Monday, September 8, 2008

Tyranny on Display at the Republican Convention

The choice of Sarah Palin wasn't the big story of last weeks GOP convention. Nor was the story John McCain's acceptance speech of the Republican Party's nomination for President. The real story - one that went nearly unreported in the corporate media - was the rise of a kind of police state that incorporated the full breadth of the Patriot Act’s provisions to stifle dissent - not capture "terrorists".

If you haven't heard about the stories of armed police raids of protesters homes (BEFORE THE PROTEST), the pepper spraying of innocent bystanders, the intimidation and abuse of journalists, and the mass arrests of American citizens - without charges or the right to Habeus Corpus - simply for utilizing their constitutional right of free speech, then let me help fill you in on some ominous signs that came out of St. Paul.

Before I get to the outstanding article by former New York Times reporter Chris Hedges, let me first let Glenn Greenwald of Salon.com paint a picture of what was really happening in Minnesota:

Protesters here in Minneapolis have been targeted by a series of highly intimidating, sweeping police raids across the city, involving teams of 25-30 officers in riot gear, with semi-automatic weapons drawn, entering homes of those suspected of planning protests, handcuffing and forcing them to lay on the floor, while law enforcement officers searched the homes, seizing computers, journals, and political pamphlets. Last night, members of the St. Paul police department and the Ramsey County sheriff's department handcuffed, photographed and detained dozens of people meeting at a public venue to plan a demonstration, charging them with no crime other than "fire code violations," and early this morning, the Sheriff's department sent teams of officers into at least four Minneapolis area homes where suspected protesters were staying.

Jane Hamsher and I were at two of those homes this morning -- one which had just been raided and one which was in the process of being raided. Each of the raided houses is known by neighbors as a "hippie house," where 5-10 college-aged individuals live in a communal setting, and everyone we spoke with said that there had never been any problems of any kind in those houses, that they were filled with "peaceful kids" who are politically active but entirely unthreatening and friendly. Posted below is the video of the scene, including various interviews, which convey a very clear sense of what is actually going on here.

So now that you have a little of the backdrop for Hedges article, let's remember how the Patriot Act fits into all this. Those that opposed the Act certainly did so in part because it was clear that it was much more about silencing domestic opposition as it was about capturing "real terrorists". Last week in St.
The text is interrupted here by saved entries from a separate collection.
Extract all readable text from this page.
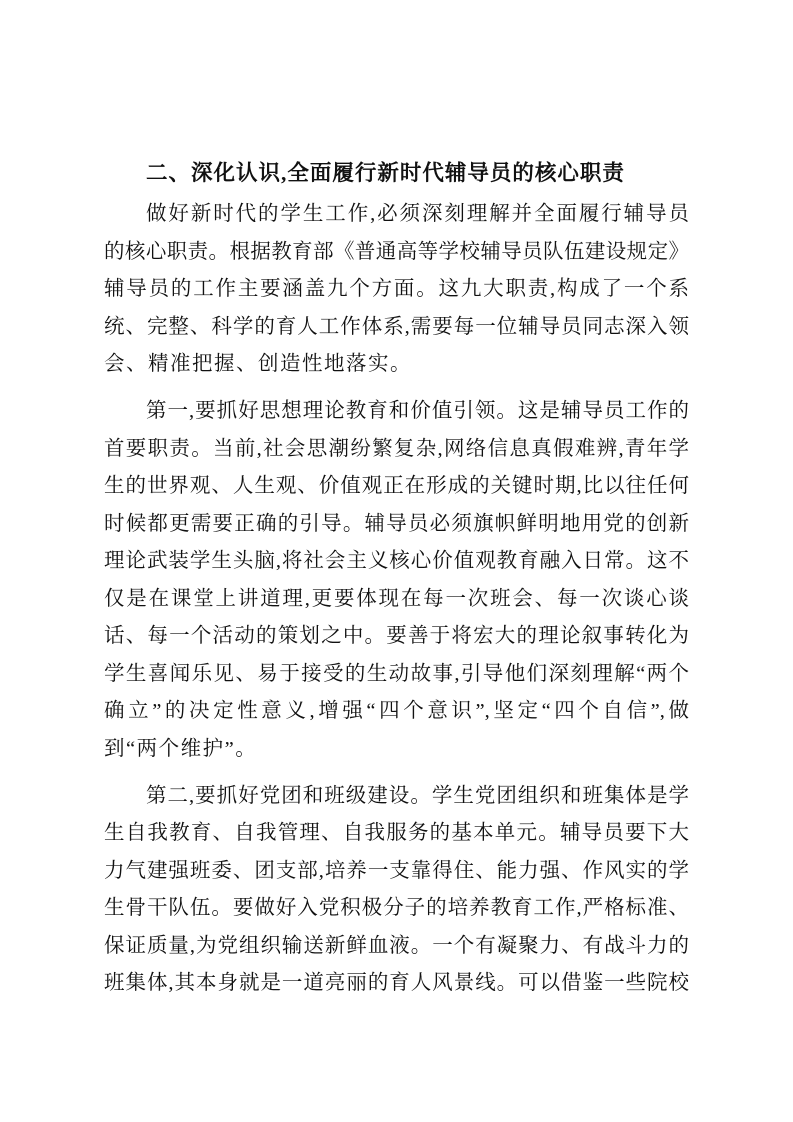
二、深化认识,全面履行新时代辅导员的核心职责
做好新时代的学生工作,必须深刻理解并全面履行辅导员
的核心职责。根据教育部《普通高等学校辅导员队伍建设规定》
辅导员的工作主要涵盖九个方面。这九大职责,构成了一个系
统、完整、科学的育人工作体系,需要每一位辅导员同志深入领
会、精准把握、创造性地落实。
第一,要抓好思想理论教育和价值引领。这是辅导员工作的
首要职责。当前,社会思潮纷繁复杂,网络信息真假难辨,青年学
生的世界观、人生观、价值观正在形成的关键时期,比以往任何
时候都更需要正确的引导。辅导员必须旗帜鲜明地用党的创新
理论武装学生头脑,将社会主义核心价值观教育融入日常。这不
仅是在课堂上讲道理,更要体现在每一次班会、每一次谈心谈
话、每一个活动的策划之中。要善于将宏大的理论叙事转化为
学生喜闻乐见、易于接受的生动故事,引导他们深刻理解“两个
确立”的决定性意义,增强“四个意识”,坚定“四个自信”,做
到“两个维护”。
第二,要抓好党团和班级建设。学生党团组织和班集体是学
生自我教育、自我管理、自我服务的基本单元。辅导员要下大
力气建强班委、团支部,培养一支靠得住、能力强、作风实的学
生骨干队伍。要做好入党积极分子的培养教育工作,严格标准、
保证质量,为党组织输送新鲜血液。一个有凝聚力、有战斗力的
班集体,其本身就是一道亮丽的育人风景线。可以借鉴一些院校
Paul confirmed this fear, as the Act, and all it's Constitution stomping provisions, were on display, be it the monitoring of citizen's phone conversations, e-mails, meetings and political opinions to the shutting down of anti-war groups and locking up innocents as terrorists without the right to Habeus Corpus.

There should no longer be any doubt as to the destructive power of the Patriot Act and the threat it poses to each and every Americans civil liberties.

Chris Hedges Reports:

St. Paul is a window into our future. It is a future where, as one protester told me by phone, "people have been pepper-gassed, thrown on the ground by police who had drawn their weapons, had their documents seized and their tattoos photographed before being taken away to jail." It is a future where illegal house raids are carried out. It is a future where vans containing heavily armed paramilitary units circle and film protesters. It is a future where, as the protester said, "people have been pulled from cars because their license plates were on a database and handcuffed, thrown in the back of a squad car and then watched as their vehicles were ransacked and their personal possessions from computers to literature seized." It is a future where constitutional rights mean nothing and where lawful dissent is branded a form of terrorism.

...

St. Paul was not ultimately about selecting a presidential candidate. It was about the power of the corporate state to carry out pre-emptive searches, seizures and arrests. It was about squads of police in high-tech riot gear, many with drawn semiautomatic weapons, bursting into houses. It was about seized computers, journals and political literature. It was about shutting down independent journalism, even at gunpoint. It was about charging protesters with "conspiracy to commit riot," a rarely used statute that criminalizes legal dissent. It was about 500 people held in open-air detention centers. It was about the rising Orwellian state that has hollowed out the insides of America, cast away all that was good and vital, and donned its skin to shackle us all.